By simultaneously looking at multiple background characteristics related to “diversity”, her research provided a new lens for understanding CLD children’s school readiness. Specifically, it pointed out that different combinations of the background characteristics may contribute to unique strengths and needs across these children.
For example, many CLD children demonstrated lower English language skills before kindergarten entrance. However, racial minorities growing up in multilingual homes demonstrated similar levels of English language skills as their non-CLD peers. It may indicate that multilingualism acted as a developmental asset.
Lee’s research also found the developmental strengths of the seemingly most at-risk CLD subgroup, racial minority children of immigrants from dominantly non-English speaking homes. These children exhibited higher social skills than their counterparts, despite having disadvantageous at Head Start entry.
The study’s big takeaway: diving deeper into “diversity” can be a predicting factor in children’s educational outcomes. It also showed clearly that the ways that we measure CLD children’s learning and development may not be an accurate representation of their strengths and needs.

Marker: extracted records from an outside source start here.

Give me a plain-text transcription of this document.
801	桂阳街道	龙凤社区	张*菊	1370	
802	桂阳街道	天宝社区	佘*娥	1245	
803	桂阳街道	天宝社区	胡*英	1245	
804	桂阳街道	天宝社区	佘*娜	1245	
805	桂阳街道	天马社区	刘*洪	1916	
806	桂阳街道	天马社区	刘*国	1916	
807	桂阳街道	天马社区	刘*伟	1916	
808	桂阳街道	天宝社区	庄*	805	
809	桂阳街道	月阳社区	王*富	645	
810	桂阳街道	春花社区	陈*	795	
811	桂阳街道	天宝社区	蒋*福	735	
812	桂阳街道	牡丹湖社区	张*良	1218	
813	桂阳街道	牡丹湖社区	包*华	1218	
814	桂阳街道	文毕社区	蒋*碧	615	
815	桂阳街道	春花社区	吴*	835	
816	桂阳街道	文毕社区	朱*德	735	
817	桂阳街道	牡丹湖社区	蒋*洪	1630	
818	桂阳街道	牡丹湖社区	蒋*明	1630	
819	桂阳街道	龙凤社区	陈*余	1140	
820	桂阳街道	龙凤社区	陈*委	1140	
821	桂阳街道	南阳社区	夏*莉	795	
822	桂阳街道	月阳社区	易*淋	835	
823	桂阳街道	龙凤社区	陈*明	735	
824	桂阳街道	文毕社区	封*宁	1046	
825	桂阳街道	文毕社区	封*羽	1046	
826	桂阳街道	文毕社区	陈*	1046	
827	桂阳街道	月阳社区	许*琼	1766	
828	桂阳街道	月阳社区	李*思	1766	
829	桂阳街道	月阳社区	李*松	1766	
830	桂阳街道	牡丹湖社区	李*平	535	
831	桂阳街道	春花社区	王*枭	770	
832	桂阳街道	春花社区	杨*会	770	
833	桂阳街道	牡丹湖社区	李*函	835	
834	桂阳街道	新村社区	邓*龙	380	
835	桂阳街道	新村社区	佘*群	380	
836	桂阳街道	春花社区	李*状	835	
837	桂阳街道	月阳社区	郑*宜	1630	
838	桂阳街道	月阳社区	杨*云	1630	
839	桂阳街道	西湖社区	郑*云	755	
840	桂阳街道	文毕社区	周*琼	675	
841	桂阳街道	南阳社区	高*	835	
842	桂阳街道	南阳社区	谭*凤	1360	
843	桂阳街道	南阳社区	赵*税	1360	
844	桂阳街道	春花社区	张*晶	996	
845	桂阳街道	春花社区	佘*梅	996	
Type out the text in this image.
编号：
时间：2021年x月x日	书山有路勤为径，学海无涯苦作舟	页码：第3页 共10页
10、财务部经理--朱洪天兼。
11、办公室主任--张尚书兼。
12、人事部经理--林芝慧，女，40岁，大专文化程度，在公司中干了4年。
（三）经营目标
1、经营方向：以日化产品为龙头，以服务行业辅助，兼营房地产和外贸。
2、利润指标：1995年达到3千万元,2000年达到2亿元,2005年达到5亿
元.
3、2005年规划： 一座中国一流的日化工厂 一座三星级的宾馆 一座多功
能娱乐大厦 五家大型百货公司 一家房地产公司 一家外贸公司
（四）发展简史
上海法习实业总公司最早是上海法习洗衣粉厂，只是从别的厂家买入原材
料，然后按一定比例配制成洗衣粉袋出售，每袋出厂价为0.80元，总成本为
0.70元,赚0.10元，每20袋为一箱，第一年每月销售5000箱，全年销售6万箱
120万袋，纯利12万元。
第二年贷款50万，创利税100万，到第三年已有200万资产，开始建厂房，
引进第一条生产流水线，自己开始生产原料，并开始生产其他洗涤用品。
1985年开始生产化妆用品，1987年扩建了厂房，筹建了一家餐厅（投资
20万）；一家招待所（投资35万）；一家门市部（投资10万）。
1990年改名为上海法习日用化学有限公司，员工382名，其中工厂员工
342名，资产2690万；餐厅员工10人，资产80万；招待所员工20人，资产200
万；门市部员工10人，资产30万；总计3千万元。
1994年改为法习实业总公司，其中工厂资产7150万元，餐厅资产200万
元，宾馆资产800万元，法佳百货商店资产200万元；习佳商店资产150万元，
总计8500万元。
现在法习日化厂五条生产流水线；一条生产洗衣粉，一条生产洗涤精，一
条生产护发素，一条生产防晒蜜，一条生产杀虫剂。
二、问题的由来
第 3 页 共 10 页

“What Yujin did as the lead author in this paper was bring a very different lens and say there is so much more to this story than what's in the literature right now,” said Anne Douglass, professor and executive director of the Institute for Early Education Leadership and Innovation, and Lee’s faculty advisor for the research.
“It has huge implications for the field and implications for research, because it shows that we've missed something really important in decades or centuries of research … The assessments we have were really built based on norms about white children and white families. And I think this suggests we're missing a lot of really important information,” she continued.
“We're missing strengths and assets that are essential for children to thrive, and that's a huge problem.”
The research is introductory and only includes a small subset of the population, but it could have a big effect on the early education field if more studies like it are pursued.
“It shows that there are things we could be doing professionally with teachers in classrooms and leaders of Head Start programs to understand how they could use this kind of information to influence their practice,” said Douglass. “And maybe most importantly from a practical application standpoint, [deal with] the assessment issue that it suggests.”
Ultimately, for that to happen, Lee knows that it comes down to resources.
“I want to see added resources for families of CLD children, resources within their neighborhood such as early education programs, and to see whether those resources can make those people move forward and promote their success and their children’s success,” she said.